Vent’anni fa il delitto coniugi Aversa
Erano le 18:30 del 4 gennaio 1992 quando in via dei Campioni, a Lamezia Terme ,i sicari esplosero 30 colpi di pistola contro il sovrintendente di polizia Salvatore Aversa e la moglie Lucia Precenzano. Quindici contro Aversa e gli altri 15 contro la moglie. I due stavano per salire su una Fiat 500, ma caddero a terra senza vita. Un'esecuzione mafiosa avvenuta in pieno centro in cità e in pieno giorno. Con tanta gente che passava lungo la via. Qualcuno, udendo il crepitio delle armi da fuoco, pensò all'esplosione di botti natalizi. Solo una persona disse di aver visto tutto e di aver riconosciuto i killer: la giovane Rosetta Cerminara, che si trovava in un palazzo di fronte alla strada in cui avvenne la carneficina. La superteste fece i nomi di Giuseppe Rizzardi e Renato Molinaro (quest'ultimo in passato era stato il suo ex fidanzato). Rosetta Cerminara sarà la testimone chiave del processo, con lei gli inquirenti ripercorsero le fasi prima della strage, con ricostruzioni fatte sul posto, alla presenza della superteste. Per queste rivelazioni, la Cerminara venne anche premiata dall'allora presidente della Repubblica Oscar Luigi Scalfaro, che le diede una medaglia d'oro.
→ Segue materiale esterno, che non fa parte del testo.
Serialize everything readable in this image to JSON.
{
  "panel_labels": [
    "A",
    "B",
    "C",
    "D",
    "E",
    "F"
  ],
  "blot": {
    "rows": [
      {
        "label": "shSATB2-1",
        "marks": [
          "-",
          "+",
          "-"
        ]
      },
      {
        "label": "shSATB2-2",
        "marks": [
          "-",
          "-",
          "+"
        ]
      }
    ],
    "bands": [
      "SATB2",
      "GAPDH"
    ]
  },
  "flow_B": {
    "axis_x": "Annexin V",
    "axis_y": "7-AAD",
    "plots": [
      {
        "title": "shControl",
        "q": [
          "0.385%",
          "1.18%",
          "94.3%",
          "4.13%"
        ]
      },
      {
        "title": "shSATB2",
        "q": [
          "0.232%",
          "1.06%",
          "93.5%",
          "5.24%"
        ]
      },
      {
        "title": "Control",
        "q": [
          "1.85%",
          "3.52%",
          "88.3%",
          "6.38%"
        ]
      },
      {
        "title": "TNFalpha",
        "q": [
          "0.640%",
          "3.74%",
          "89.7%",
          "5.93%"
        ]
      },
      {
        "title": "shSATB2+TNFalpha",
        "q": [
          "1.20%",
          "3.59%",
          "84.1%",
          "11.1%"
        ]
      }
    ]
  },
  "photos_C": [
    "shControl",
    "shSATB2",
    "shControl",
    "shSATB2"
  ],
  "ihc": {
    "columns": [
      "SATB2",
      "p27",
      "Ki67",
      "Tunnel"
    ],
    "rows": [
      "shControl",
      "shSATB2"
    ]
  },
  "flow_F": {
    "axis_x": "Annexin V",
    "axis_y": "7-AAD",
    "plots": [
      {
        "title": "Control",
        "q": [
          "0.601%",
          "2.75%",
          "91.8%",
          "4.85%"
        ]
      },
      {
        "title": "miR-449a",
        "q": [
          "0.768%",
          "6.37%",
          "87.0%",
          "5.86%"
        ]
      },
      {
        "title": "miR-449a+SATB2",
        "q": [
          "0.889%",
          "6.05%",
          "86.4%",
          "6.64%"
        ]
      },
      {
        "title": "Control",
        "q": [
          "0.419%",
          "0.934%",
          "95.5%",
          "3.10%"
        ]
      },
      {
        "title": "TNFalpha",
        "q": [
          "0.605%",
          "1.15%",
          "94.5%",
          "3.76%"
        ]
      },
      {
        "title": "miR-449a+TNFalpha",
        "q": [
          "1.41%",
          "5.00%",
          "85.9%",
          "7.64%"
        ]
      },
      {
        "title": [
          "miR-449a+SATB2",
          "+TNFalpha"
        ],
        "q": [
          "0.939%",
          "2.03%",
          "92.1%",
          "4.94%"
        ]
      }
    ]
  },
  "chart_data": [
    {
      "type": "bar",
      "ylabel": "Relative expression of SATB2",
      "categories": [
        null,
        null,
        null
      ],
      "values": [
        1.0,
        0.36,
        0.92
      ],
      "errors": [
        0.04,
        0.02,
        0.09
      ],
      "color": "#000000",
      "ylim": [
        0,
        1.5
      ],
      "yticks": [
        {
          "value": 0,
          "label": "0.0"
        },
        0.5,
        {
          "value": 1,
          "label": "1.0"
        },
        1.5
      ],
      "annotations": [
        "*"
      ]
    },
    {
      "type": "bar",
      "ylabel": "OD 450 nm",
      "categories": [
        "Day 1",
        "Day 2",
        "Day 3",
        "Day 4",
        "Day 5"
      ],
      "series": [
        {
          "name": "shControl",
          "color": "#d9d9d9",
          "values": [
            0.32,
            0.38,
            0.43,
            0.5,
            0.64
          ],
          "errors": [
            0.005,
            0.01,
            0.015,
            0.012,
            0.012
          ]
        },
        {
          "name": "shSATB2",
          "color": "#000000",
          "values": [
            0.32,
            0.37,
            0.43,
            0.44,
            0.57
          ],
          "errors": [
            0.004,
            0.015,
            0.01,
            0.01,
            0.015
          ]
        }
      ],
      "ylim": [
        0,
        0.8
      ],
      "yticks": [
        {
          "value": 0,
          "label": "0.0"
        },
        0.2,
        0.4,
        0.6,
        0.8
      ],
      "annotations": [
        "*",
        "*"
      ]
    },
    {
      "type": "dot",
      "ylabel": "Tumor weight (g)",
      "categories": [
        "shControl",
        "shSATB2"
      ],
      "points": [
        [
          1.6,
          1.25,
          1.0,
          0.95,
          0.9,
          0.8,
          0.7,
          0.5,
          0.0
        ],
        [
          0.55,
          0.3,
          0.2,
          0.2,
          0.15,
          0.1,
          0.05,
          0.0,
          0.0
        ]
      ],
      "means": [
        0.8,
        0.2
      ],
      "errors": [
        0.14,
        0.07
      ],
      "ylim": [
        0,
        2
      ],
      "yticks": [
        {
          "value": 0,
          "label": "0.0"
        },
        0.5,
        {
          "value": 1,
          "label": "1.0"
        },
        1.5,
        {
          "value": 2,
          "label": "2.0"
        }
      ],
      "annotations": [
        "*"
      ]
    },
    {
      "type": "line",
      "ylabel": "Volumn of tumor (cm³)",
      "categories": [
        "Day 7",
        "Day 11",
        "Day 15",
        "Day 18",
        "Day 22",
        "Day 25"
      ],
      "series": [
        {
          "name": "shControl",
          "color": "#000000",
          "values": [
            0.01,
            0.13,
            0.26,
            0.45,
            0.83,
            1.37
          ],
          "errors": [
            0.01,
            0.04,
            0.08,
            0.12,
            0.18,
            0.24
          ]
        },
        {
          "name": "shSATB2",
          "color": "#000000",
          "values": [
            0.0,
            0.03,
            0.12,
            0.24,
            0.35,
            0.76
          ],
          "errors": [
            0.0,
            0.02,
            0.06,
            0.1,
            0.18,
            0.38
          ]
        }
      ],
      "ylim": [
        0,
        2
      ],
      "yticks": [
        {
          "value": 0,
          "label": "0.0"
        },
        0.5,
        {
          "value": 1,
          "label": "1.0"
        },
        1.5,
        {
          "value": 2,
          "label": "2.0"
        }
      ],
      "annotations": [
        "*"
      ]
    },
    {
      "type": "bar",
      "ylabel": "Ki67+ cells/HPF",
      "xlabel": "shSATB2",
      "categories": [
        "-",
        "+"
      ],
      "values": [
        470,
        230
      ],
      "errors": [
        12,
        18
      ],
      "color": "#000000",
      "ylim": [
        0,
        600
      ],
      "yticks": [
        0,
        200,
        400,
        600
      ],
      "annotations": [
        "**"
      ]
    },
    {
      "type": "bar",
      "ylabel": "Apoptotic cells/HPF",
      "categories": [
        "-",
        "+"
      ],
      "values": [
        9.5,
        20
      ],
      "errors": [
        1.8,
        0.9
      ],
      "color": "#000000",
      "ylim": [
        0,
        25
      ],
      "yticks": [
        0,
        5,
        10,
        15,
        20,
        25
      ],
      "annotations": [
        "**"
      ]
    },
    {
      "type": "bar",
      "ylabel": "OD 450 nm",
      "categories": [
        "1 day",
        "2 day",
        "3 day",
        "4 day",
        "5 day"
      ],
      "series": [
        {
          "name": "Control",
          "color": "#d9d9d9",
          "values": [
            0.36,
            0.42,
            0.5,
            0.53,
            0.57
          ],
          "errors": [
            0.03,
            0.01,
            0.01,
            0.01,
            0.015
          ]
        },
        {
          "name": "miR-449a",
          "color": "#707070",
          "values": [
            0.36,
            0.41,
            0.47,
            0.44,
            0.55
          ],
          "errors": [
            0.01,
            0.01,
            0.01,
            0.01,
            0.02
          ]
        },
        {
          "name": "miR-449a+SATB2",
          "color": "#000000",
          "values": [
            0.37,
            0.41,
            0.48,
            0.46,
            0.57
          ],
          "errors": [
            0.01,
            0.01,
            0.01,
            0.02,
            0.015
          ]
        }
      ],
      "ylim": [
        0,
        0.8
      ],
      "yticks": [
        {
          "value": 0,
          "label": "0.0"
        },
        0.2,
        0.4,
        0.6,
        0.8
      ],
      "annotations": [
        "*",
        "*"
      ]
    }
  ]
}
Le furono garantiti anche la protezione a vita e un posto di lavoro. Nel frattempo Rizzardi e Molinaro furono processati e condannati:la loro accusatrice era riuscita a convincere i magistrati della Dda prima e i giudici della Corte d' Assise di Catanzaro poi a condannare Rizzardi all'ergastolo e Molinaro a venticinque anni.
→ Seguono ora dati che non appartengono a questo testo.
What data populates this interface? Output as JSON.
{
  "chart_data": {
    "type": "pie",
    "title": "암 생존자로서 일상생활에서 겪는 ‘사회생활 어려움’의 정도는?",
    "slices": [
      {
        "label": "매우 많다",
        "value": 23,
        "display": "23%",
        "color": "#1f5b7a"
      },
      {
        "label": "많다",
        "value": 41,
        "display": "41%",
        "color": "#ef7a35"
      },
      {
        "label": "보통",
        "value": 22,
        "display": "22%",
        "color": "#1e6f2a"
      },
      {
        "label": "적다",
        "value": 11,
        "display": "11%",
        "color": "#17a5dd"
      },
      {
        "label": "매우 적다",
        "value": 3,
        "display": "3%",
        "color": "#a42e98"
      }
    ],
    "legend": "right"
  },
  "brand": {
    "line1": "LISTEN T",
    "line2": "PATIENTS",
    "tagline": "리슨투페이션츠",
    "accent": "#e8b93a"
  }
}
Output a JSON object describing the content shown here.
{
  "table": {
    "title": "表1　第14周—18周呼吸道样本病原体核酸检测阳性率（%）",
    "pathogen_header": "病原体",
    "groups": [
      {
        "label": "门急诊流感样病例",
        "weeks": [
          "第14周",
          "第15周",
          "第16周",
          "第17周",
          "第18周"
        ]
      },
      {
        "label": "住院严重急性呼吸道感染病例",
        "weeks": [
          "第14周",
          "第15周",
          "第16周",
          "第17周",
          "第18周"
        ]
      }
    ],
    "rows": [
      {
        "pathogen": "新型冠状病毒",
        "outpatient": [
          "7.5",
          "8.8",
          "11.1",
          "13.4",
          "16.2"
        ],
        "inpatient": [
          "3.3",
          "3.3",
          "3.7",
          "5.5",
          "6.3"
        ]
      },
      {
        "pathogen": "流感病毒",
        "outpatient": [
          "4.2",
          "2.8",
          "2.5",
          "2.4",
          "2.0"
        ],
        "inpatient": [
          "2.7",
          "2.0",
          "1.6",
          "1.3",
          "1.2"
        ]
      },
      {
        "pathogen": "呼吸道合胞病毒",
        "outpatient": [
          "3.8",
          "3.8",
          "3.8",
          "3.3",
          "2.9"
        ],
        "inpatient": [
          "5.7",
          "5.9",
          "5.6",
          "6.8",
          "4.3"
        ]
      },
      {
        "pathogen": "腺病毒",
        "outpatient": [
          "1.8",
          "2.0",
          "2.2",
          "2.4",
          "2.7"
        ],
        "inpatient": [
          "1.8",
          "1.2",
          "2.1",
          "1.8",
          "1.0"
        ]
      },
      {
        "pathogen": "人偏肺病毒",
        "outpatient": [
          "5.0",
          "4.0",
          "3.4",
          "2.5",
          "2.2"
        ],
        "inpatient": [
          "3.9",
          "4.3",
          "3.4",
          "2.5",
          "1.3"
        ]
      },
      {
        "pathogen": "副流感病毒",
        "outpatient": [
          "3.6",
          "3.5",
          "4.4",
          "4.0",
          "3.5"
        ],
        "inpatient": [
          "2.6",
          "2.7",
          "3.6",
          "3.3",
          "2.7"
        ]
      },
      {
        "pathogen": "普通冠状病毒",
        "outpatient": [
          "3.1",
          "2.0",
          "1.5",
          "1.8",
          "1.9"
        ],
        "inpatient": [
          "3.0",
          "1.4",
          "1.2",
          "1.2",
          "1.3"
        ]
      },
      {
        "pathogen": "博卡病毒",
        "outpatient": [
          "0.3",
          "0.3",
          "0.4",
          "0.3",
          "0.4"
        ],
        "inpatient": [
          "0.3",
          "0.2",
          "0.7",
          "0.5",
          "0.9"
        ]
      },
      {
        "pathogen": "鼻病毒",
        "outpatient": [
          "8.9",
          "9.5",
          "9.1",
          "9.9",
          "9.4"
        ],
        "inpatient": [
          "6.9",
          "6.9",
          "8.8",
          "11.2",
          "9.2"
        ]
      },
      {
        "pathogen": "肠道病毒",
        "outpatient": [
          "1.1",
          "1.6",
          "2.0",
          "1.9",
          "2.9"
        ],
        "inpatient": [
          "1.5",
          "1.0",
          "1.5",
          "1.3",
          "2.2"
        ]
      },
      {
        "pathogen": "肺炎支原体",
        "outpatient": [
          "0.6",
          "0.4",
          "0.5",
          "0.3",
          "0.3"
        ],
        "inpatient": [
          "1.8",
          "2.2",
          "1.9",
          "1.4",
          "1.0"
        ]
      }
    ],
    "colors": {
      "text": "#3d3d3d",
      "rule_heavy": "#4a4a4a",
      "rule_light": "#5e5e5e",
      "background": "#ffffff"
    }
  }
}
Ma per conoscere la verità non bastò un solo processo: Rosetta Cerminara, secondo quanto emerse in seguito, aveva spudoratamente mentito. A un certo punto infatti i veri killer confessarono il duplice omicidio: si tratta di Stefano Speciale e Salvatore Chirico, pentiti della Sacra Corona Unita, che confessarono di essere stati assoldati dalla cosca Torcasio per uccidere Salvatore Aversa e la moglie. Quell'investigatore, poliziotto tenace e intransigente, memoria storica nel Commissariato di Lamezia, era diventato troppo ingombrante per l'attività dei clan. La decisione di ucciderlo, secondo quanto riferito dai collaboratori di giustizia, era stata avallata dai vertici della 'ndrangheta. Il sovrintendente aveva preso di mira ogni componente dei clan, non dava tregua. L'omicidio sarebbe stato una lezione esemplare per punire l'arroganza di un investigatore che usava metodi forti anche con le donne dei boss. Nessun privilegio per loro, capaci di prendere il comando quando i loro uomini si trovavano in galera. Da qui la decisione di trucidare anche la moglie del poliziotto. I due lasciarono tre figli ancora adolescenti, Walter, Giulia e Paolo. Sono trascorsi venti anni da quel duplice omicidio, ma è ancora vivo e indelebile nella mente dei lametini.